Sadly, GROMACS has issues with 'large' prime numbers and numbers with 'large' prime factors. 2 and 3 are not large, 5 is sometimes large, and 7 and up are always large. In your case, 10 has 2 and 5 as factors and 5 is causing trouble. You will notice that the numbers being recommended only have 2 and 3 as factors.

(During your schooling, they swore you would use that math as a grown up. This is it)

So that is why folks are suggesting 9, 8, or 6 as better choices than 11 or 10.

You are using Linux, which I know little about, but if you have a GUI that support FAHControl here is the directions.

Start fahcontrol

On the screen to the left is a Configure button, click it

Now you get a screen with a Slots tab, click it

On this white field should be a cpu item, click it and then click edit

By default F@H set the number of CPUs to -1 meaning let the software decide.
You can enter any number from 1 to the number of threads your CPU supports.

If you have GPUs, F@H reserves one CPU per GPU to feed it data across the PCIE bus.

1, 2, 3, 4, 6, 8, and 9 are good numbers of CPUs to choose.
5 and 10 may work most of the time. Other numbers will bite you
Type the number you want, and click save.

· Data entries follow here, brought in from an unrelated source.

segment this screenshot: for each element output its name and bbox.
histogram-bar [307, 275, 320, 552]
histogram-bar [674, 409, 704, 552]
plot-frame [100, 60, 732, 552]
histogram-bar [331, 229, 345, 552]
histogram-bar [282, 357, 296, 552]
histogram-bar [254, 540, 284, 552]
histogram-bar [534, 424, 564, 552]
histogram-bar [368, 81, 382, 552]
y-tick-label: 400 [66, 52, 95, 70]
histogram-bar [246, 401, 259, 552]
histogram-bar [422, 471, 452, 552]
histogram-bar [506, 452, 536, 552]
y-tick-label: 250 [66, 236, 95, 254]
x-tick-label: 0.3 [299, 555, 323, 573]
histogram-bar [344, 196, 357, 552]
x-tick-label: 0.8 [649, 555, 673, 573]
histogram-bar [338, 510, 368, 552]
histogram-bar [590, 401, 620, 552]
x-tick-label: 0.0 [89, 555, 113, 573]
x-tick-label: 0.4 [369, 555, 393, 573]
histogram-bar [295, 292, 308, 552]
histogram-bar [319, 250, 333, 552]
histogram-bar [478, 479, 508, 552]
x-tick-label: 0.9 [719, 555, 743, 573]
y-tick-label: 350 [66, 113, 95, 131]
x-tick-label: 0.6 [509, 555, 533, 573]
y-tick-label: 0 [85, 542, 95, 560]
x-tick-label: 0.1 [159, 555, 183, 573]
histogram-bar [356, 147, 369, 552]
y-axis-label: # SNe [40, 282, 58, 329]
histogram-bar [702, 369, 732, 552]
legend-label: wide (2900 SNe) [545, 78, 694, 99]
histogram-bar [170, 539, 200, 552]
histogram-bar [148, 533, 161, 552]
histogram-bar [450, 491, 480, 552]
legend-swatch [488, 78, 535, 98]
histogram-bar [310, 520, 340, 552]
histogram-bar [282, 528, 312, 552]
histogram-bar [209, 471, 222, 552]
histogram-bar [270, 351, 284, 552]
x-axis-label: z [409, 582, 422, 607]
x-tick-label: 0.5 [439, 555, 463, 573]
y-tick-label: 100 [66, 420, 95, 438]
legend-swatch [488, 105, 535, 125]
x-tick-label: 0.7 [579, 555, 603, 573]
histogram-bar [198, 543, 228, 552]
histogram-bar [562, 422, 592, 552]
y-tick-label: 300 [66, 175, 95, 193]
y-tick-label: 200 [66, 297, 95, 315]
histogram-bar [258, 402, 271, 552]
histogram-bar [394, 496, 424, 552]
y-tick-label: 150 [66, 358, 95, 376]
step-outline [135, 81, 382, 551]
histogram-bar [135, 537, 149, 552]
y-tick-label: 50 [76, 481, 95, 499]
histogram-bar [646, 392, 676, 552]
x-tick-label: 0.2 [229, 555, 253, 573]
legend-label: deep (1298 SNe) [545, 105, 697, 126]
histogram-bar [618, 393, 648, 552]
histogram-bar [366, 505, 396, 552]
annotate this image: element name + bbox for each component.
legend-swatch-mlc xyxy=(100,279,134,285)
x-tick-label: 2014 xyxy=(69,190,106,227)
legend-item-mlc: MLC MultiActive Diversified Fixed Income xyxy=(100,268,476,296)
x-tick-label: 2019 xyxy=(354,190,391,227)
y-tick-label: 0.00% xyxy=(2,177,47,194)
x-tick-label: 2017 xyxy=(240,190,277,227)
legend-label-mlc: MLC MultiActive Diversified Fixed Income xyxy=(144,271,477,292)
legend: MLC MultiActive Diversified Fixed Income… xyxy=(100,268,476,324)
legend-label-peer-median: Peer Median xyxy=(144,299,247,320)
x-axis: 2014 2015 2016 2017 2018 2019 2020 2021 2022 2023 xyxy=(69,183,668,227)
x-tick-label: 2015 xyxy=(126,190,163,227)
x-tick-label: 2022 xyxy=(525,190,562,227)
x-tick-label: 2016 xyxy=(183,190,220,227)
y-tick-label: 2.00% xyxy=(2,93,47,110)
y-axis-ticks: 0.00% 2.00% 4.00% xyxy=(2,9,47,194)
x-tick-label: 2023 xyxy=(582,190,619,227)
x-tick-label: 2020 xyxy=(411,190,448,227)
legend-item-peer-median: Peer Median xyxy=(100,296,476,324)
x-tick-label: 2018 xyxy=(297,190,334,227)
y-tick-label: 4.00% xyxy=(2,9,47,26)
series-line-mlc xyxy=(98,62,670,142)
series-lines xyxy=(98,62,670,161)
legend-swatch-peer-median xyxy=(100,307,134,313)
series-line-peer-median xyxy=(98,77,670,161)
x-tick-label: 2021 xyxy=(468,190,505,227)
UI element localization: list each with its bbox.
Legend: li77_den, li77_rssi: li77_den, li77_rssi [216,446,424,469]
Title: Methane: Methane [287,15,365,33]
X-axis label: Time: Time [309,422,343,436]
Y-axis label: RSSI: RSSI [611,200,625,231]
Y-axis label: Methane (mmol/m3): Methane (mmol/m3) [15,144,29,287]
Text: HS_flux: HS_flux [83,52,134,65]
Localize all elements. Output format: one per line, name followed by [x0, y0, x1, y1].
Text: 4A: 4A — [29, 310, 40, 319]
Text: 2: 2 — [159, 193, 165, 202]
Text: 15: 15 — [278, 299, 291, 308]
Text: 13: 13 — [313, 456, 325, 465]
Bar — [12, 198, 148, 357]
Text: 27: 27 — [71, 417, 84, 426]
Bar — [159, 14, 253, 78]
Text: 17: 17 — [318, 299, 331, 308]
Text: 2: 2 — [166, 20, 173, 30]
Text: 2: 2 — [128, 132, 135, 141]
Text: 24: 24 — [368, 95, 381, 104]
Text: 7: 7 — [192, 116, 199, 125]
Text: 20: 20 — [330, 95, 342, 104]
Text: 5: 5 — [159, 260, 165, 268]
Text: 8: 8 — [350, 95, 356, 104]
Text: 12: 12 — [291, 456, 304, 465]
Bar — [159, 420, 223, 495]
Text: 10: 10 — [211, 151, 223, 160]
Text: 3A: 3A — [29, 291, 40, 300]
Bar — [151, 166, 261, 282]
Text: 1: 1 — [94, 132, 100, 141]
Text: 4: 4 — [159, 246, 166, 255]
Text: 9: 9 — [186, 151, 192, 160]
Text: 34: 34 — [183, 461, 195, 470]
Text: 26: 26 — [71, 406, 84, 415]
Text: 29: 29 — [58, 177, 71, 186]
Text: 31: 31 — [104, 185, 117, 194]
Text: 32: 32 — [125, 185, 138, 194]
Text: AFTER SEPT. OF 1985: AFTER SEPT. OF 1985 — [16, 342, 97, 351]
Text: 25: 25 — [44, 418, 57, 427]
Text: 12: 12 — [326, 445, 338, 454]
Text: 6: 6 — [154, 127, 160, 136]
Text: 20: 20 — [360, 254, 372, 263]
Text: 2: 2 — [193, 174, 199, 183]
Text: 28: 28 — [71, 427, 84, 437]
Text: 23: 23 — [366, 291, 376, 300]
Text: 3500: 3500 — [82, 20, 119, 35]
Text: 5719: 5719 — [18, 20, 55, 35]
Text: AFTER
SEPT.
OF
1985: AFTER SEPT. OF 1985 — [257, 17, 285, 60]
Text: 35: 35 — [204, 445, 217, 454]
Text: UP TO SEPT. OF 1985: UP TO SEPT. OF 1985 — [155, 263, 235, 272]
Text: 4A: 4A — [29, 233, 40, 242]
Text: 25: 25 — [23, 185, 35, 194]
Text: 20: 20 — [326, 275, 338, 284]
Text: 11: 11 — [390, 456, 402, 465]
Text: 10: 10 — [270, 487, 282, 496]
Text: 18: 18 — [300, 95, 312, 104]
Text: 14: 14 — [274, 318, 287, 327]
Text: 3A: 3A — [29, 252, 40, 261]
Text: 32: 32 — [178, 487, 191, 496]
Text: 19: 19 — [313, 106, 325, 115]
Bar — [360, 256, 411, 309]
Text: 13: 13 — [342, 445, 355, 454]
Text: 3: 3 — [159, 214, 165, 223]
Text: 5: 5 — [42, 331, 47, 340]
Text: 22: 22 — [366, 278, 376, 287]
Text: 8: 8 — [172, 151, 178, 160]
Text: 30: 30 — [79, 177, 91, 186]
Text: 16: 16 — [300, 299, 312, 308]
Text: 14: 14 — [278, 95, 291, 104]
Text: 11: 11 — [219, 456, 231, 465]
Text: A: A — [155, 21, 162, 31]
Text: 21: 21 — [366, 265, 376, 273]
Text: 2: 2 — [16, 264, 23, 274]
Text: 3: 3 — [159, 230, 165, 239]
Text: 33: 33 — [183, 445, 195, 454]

Re: ERROR:There is no domain decomposition for 10 ranks that

Posted: Wed Jul 08, 2020 2:39 pm
by HannuN
...
14:38:43:WU00:FS00:0xa7:Caught signal SIGSEGV(11) on PID 25533
14:38:43:WU00:FS00:0xa7:Caught signal SIGSEGV(11) on PID 25533
14:38:43:WU00:FS00:0xa7:Caught signal SIGSEGV(11) on PID 25533
14:38:43:WU00:FS00:0xa7:Caught signal SIGSEGV(11) on PID 25533
14:38:43:WU00:FS00:0xa7:Caught signal SIGSEGV(11) on PID 25533
14:38:43:WU00:FS00:0xa7:Caught signal SIGSEGV(11) on PID 25533
14:38:43:WU00:FS00:0xa7:Caught signal SIGSEGV(11) on PID 25533
14:38:43:WU00:FS00:0xa7:Caught signal SIGSEGV(11) on PID 25533
14:38:43:WU00:FS00:0xa7:Caught signal SIGSEGV(11) on PID 25533
14:38:43:WU00:FS00:0xa7:Caught signal SIGSEGV(11) on PID 25533
14:38:43:WU00:FS00:0xa7:Caught signal SIGSEGV(11) on PID 25533
14:38:43:WU00:FS00:FahCore returned: INTERRUPTED (102 = 0x66)

Re: ERROR:There is no domain decomposition for 10 ranks that

Posted: Wed Jul 08, 2020 9:33 pm
by _r2w_ben
HannuN, thanks for the reports! Could you include the project number for the most recent occurrence?